Em entrevista ao IJCA, o professor, escritor e filósofo Renato Noguera compartilhou um pouco de sua trajetória e falou sobre a importância do afeto e da esperança para superação de desafios sociais. Renato Noguera participou da abertura da 13ª Mostra de Trabalho do IJCA com a palestra “Afetos e trabalho: onde está o que você sente”.
Renato Noguera é Doutor em Filosofia e professor na Universidade Federal Rural do Rio de Janeiro. Noguera é ensaísta e, dentre suas obras, vale destacar “Ensino de Filosofia e a Lei 10639”, “Por que amamos: o que os mitos e a filosofia têm a dizer sobre o amor” e “O que é o luto?”
Instituto JCA: Pode nos contar um pouco sobre sua trajetória, da escola até a professor universitário e escritor, e como ela pode inspirar jovens de origem periférica?

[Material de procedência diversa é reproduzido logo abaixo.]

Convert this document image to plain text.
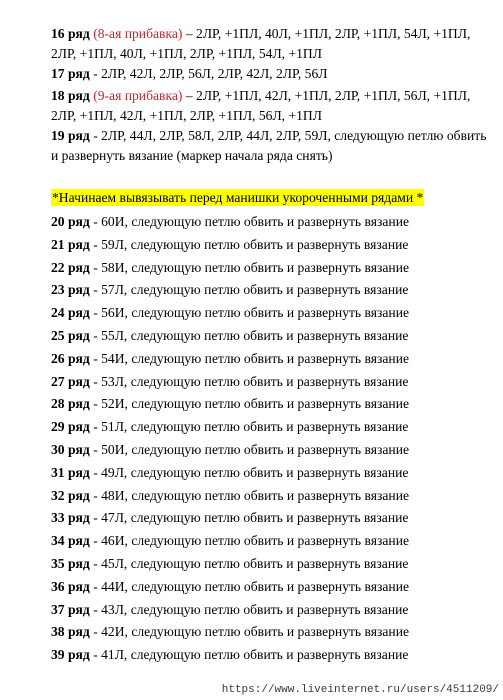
16 ряд (8-ая прибавка) – 2ЛР, +1ПЛ, 40Л, +1ПЛ, 2ЛР, +1ПЛ, 54Л, +1ПЛ, 2ЛР, +1ПЛ, 40Л, +1ПЛ, 2ЛР, +1ПЛ, 54Л, +1ПЛ

17 ряд - 2ЛР, 42Л, 2ЛР, 56Л, 2ЛР, 42Л, 2ЛР, 56Л

18 ряд (9-ая прибавка) – 2ЛР, +1ПЛ, 42Л, +1ПЛ, 2ЛР, +1ПЛ, 56Л, +1ПЛ, 2ЛР, +1ПЛ, 42Л, +1ПЛ, 2ЛР, +1ПЛ, 56Л, +1ПЛ

19 ряд - 2ЛР, 44Л, 2ЛР, 58Л, 2ЛР, 44Л, 2ЛР, 59Л, следующую петлю обвить и развернуть вязание (маркер начала ряда снять)

*Начинаем вывязывать перед манишки укороченными рядами *
20 ряд - 60И, следующую петлю обвить и развернуть вязание
21 ряд - 59Л, следующую петлю обвить и развернуть вязание
22 ряд - 58И, следующую петлю обвить и развернуть вязание
23 ряд - 57Л, следующую петлю обвить и развернуть вязание
24 ряд - 56И, следующую петлю обвить и развернуть вязание
25 ряд - 55Л, следующую петлю обвить и развернуть вязание
26 ряд - 54И, следующую петлю обвить и развернуть вязание
27 ряд - 53Л, следующую петлю обвить и развернуть вязание
28 ряд - 52И, следующую петлю обвить и развернуть вязание
29 ряд - 51Л, следующую петлю обвить и развернуть вязание
30 ряд - 50И, следующую петлю обвить и развернуть вязание
31 ряд - 49Л, следующую петлю обвить и развернуть вязание
32 ряд - 48И, следующую петлю обвить и развернуть вязание
33 ряд - 47Л, следующую петлю обвить и развернуть вязание
34 ряд - 46И, следующую петлю обвить и развернуть вязание
35 ряд - 45Л, следующую петлю обвить и развернуть вязание
36 ряд - 44И, следующую петлю обвить и развернуть вязание
37 ряд - 43Л, следующую петлю обвить и развернуть вязание
38 ряд - 42И, следующую петлю обвить и развернуть вязание
39 ряд - 41Л, следующую петлю обвить и развернуть вязание
https://www.liveinternet.ru/users/4511209/
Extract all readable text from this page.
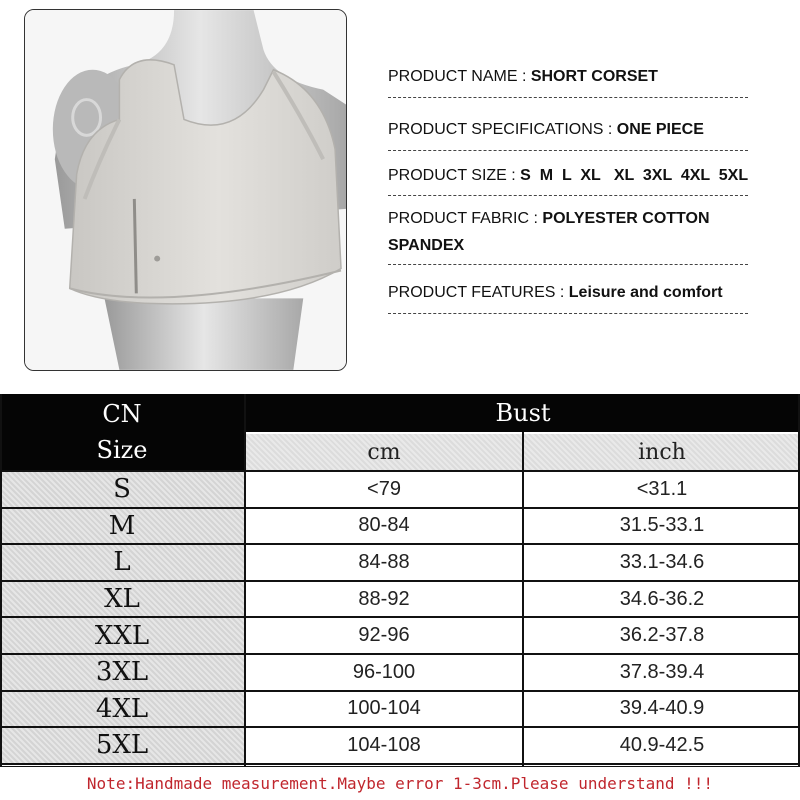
PRODUCT NAME : SHORT CORSET
PRODUCT SPECIFICATIONS : ONE PIECE
PRODUCT SIZE : S  M  L  XL   XL  3XL  4XL  5XL
PRODUCT FABRIC : POLYESTER COTTON
SPANDEX
PRODUCT FEATURES : Leisure and comfort
CN
Size
Bust
cm	inch
S	<79	<31.1
M	80-84	31.5-33.1
L	84-88	33.1-34.6
XL	88-92	34.6-36.2
XXL	92-96	36.2-37.8
3XL	96-100	37.8-39.4
4XL	100-104	39.4-40.9
5XL	104-108	40.9-42.5
Note:Handmade measurement.Maybe error 1-3cm.Please understand !!!
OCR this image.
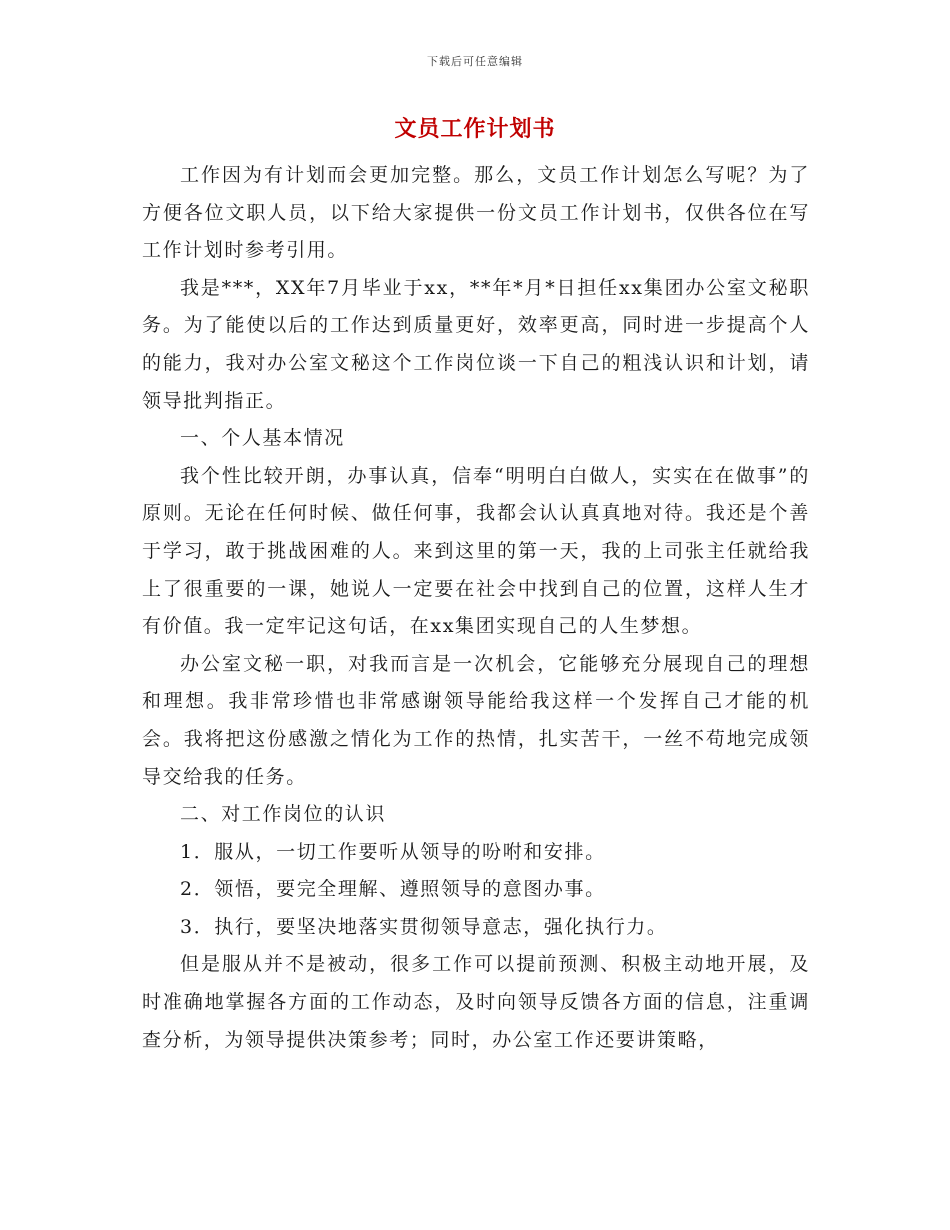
下载后可任意编辑
文员工作计划书

工作因为有计划而会更加完整。那么，文员工作计划怎么写呢？为了方便各位文职人员，以下给大家提供一份文员工作计划书，仅供各位在写工作计划时参考引用。

我是***，XX年7月毕业于xx，**年*月*日担任xx集团办公室文秘职务。为了能使以后的工作达到质量更好，效率更高，同时进一步提高个人的能力，我对办公室文秘这个工作岗位谈一下自己的粗浅认识和计划，请领导批判指正。

一、个人基本情况

我个性比较开朗，办事认真，信奉“明明白白做人，实实在在做事”的原则。无论在任何时候、做任何事，我都会认认真真地对待。我还是个善于学习，敢于挑战困难的人。来到这里的第一天，我的上司张主任就给我上了很重要的一课，她说人一定要在社会中找到自己的位置，这样人生才有价值。我一定牢记这句话，在xx集团实现自己的人生梦想。

办公室文秘一职，对我而言是一次机会，它能够充分展现自己的理想和理想。我非常珍惜也非常感谢领导能给我这样一个发挥自己才能的机会。我将把这份感激之情化为工作的热情，扎实苦干，一丝不苟地完成领导交给我的任务。

二、对工作岗位的认识

1．服从，一切工作要听从领导的吩咐和安排。

2．领悟，要完全理解、遵照领导的意图办事。

3．执行，要坚决地落实贯彻领导意志，强化执行力。

但是服从并不是被动，很多工作可以提前预测、积极主动地开展，及时准确地掌握各方面的工作动态，及时向领导反馈各方面的信息，注重调查分析，为领导提供决策参考；同时，办公室工作还要讲策略，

Renato Noguera: Eu sempre tive curiosidade, mas tive muito apoio e suporte de várias pessoas. Eu estudei na Escola Municipal Waldemiro Potsch até o atual 5º ano. Depois,minha mãe me inscreveu para o concurso do Colégio Pedro II (CPII), eu fiz um breve preparatório com a Tia Lúcia, uma professora que dava reforço escolar. Eu iniciei o curso de Filosofia na Universidade Federal do Rio de Janeiro (UFRJ) em 1991, aos 18 anos. Eu comecei o mestrado aos 22 anos em 1995 na Universidade do Estado do Rio de Janeiro (UERJ), mas por vários fatores acabei abandonando e prestei nova seleção no ano seguinte e recomecei o mestrado no Programa de Filosofia e Epistemologia da Psicologia e da Psicanálise da Universidade Federal de São Carlos (UFSCar). Na época, o curso durava quatro anos, conclui em 2000 e na sequência entrei no doutorado em Filosofia na UFRJ. O percurso não foi fácil, mas eu persistia, insistia, errava, acertava, errava novamente. Não ter medo de errar. Em paralelo, fiz cursos de escrita na UFRJ entre 1992 e 1993 em um curso de extensão na Faculdade de Letras. Em 1994 e 1995, eu fiz curso de escrita com João Gilberto Noll, escritor gaúcho premiado. Ele me perguntou se eu escrevia por excesso ou por falta. Eu respondi: excesso. Ele disse, por falta. No ano de 1991, eu participei do Coletivo de Estudantes Universitárias e Universitários Negras e Negros (CENUN), um espaço de muito aprendizado e letramento racial antirracista. Ter apoio e fazer parte de grupos, sejam políticos, culturais, terapêuticos, familiares, foi um importante suporte.
Instituto JCA: Hoje, a nossa juventude negra vive um contexto de opressão e violência. Como estudar filosofia em uma perspectiva afrocentrada pode apoiar jovens negras e negros de periferia?
Renato Noguera: O ato de estudar filosofia, numa perspectiva afrocentrada, pode contribuir para fazer boas perguntas sobre a vida, aguçar a curiosidade e criar condições de repensar a jornada num contexto social e político racista. Filosofia é um exercício espiritual, isto é, uma prática intelectual, colocar o pensamento em atividade para ampliar o conhecimento de si. A filosofia afroperspectivista estimula mais autointimidade. Em linhas gerais, mais intimidade consigo pode contribuir para que jovens negras e negros de periferia possam se organizar melhor.
Instituto JCA: Ainda falando desse contexto de opressão e violência, como podemos atuar para que as organizações que trabalham com educação de jovens (sejam escolas ou do terceiro setor) possam ser catalisadores de esperança?
Renato Noguera: É muito importante ter instituições parceiras para oferecer suporte. Essas organizações são fundamentais para oferecer repertório e informar a juventude sobre oportunidades e desafios. Informar sobre um curso, sobre uma vaga de emprego, estimular sonhos e contribuir para que jovens se organizem mais. É importante fazer uma escuta ativa dos jovens, saber sobre os seus desejos, suas angústias. Isso ajuda a conjugar o verbo esperançar. E, por parte dos jovens, vale a pena definir metas, refazer, planejar, pedir e aceitar apoio.
Instituto JCA: Por que é tão importante falar de afeto, amor e esperança nos dias de hoje?
Renato Noguera: Nós precisamos lidar cada vez mais com conflitos armados em várias partes do mundo. Nós precisamos de acolhimento, amor e esperança, que são afetos importantes. O amor aumenta a conexão consigo, a consciência de si; a esperança nos inspira para rumos futuros, tornando o presente uma oportunidade. Esperançar é fazer o melhor no tempo presente, no aqui e agora. Esperançar implica em ter mais confiança no presente para encontrar um futuro mais bonito e feliz.